Gülse Birsel'in "Suçlular aramızda" başlığıyla yayımlanan yazısının bir bölümü şöyle:
.....
IŞİD ve sempatizanları memlekette kol geziyor. Nasıl ki PKK’lı, FETÖ’cü olduklarından şüphe edilenleri ihbar etme çağrısı yapıldıysa, bu potansiyel IŞİDteröristlerini de fark edip yetkililere haber verme zamanı.
Şanlıurfalılar, Gaziantepliler, Hataylılar, etraftaki bazı tiplerin neyin nesi olduğundan gayet emin ve şikâyetçiler mesela. Bazı şeyler göstere göstere geliyor.
Misal, Adıyaman’daki o çay ocağının kimse mi farkında değildi acaba? Adamlar dindar görünüşlü ama asla camiye gitmiyor, çay ocağı ama gündüzleri kimse gelmiyor, akşamları kalabalık toplanıyor, gizli sohbetler dönüyor, içeride IŞİD bayrağı var. Ee?
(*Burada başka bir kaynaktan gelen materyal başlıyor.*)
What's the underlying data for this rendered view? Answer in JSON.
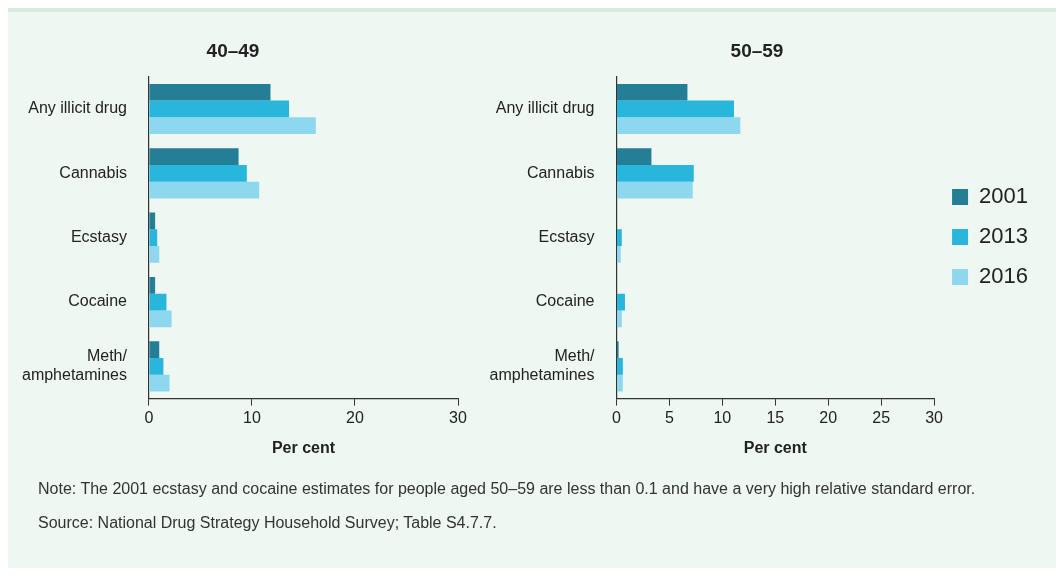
{
  "chart_data": [
    {
      "type": "bar",
      "orientation": "horizontal",
      "title": "40–49",
      "xlabel": "Per cent",
      "categories": [
        "Any illicit drug",
        "Cannabis",
        "Ecstasy",
        "Cocaine",
        "Meth/amphetamines"
      ],
      "series": [
        {
          "color": "#237e96",
          "values": [
            11.8,
            8.7,
            0.6,
            0.6,
            1.0
          ]
        },
        {
          "color": "#29b6dd",
          "values": [
            13.6,
            9.5,
            0.8,
            1.7,
            1.4
          ]
        },
        {
          "color": "#8dd8ef",
          "values": [
            16.2,
            10.7,
            1.0,
            2.2,
            2.0
          ]
        }
      ],
      "xlim": [
        0,
        30
      ],
      "xticks": [
        0,
        10,
        20,
        30
      ],
      "grid": false,
      "legend": false,
      "annotations": [
        "Note: The 2001 ecstasy and cocaine estimates for people aged 50–59 are less than 0.1 and have a very high relative standard error.",
        "Source: National Drug Strategy Household Survey; Table S4.7.7."
      ]
    },
    {
      "type": "bar",
      "orientation": "horizontal",
      "title": "50–59",
      "xlabel": "Per cent",
      "categories": [
        "Any illicit drug",
        "Cannabis",
        "Ecstasy",
        "Cocaine",
        "Meth/amphetamines"
      ],
      "series": [
        {
          "name": "2001",
          "color": "#237e96",
          "values": [
            6.7,
            3.3,
            null,
            null,
            0.2
          ]
        },
        {
          "name": "2013",
          "color": "#29b6dd",
          "values": [
            11.1,
            7.3,
            0.5,
            0.8,
            0.6
          ]
        },
        {
          "name": "2016",
          "color": "#8dd8ef",
          "values": [
            11.7,
            7.2,
            0.4,
            0.5,
            0.6
          ]
        }
      ],
      "xlim": [
        0,
        30
      ],
      "xticks": [
        0,
        5,
        10,
        15,
        20,
        25,
        30
      ],
      "grid": false,
      "legend": "right"
    }
  ]
}
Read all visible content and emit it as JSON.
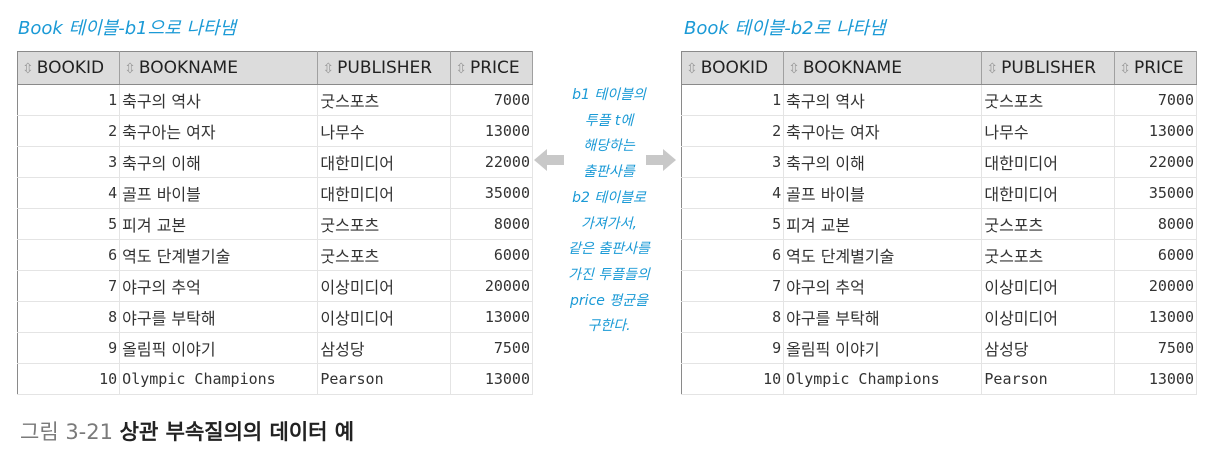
{
  "captions": {
    "left": "Book 테이블-b1으로 나타냄",
    "right": "Book 테이블-b2로 나타냄"
  },
  "table": {
    "headers": [
      "BOOKID",
      "BOOKNAME",
      "PUBLISHER",
      "PRICE"
    ],
    "rows": [
      [
        "1",
        "축구의 역사",
        "굿스포츠",
        "7000"
      ],
      [
        "2",
        "축구아는 여자",
        "나무수",
        "13000"
      ],
      [
        "3",
        "축구의 이해",
        "대한미디어",
        "22000"
      ],
      [
        "4",
        "골프 바이블",
        "대한미디어",
        "35000"
      ],
      [
        "5",
        "피겨 교본",
        "굿스포츠",
        "8000"
      ],
      [
        "6",
        "역도 단계별기술",
        "굿스포츠",
        "6000"
      ],
      [
        "7",
        "야구의 추억",
        "이상미디어",
        "20000"
      ],
      [
        "8",
        "야구를 부탁해",
        "이상미디어",
        "13000"
      ],
      [
        "9",
        "올림픽 이야기",
        "삼성당",
        "7500"
      ],
      [
        "10",
        "Olympic Champions",
        "Pearson",
        "13000"
      ]
    ]
  },
  "note_lines": [
    "b1 테이블의",
    "투플 t에",
    "해당하는",
    "출판사를",
    "b2 테이블로",
    "가져가서,",
    "같은 출판사를",
    "가진 투플들의",
    "price 평균을",
    "구한다."
  ],
  "figure": {
    "number": "그림 3-21",
    "title": "상관 부속질의의 데이터 예"
  },
  "colors": {
    "accent": "#1b9ad6",
    "arrow": "#c8c8c8",
    "header_bg": "#dcdcdc"
  },
  "icons": {
    "sort": "sort-arrows-icon",
    "arrow_left": "arrow-left-icon",
    "arrow_right": "arrow-right-icon"
  }
}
Üşenmeyin, neme lazım demeyin, bildirin. Demokrasiye aykırı mı? E biraz aykırı tabii. Muhbirlik mi? E biraz öyle.
Öte yandan, sade vatandaş olarak ne bileceksin o hücre evi gibi görünen evde oturan sakallı, cüppeli, dışarı çıkmayan, nereden geldiği ve ne yaptığı belli olmayan, kimseyle göz göze gelmeyen 4 genç adamın cihatçı terörist olmadığını? Belki dindar tüccar, belki savaştan kaçmış gariban, belki o sakalı hipster sakalı niyetine uzattı! Belli mi olur?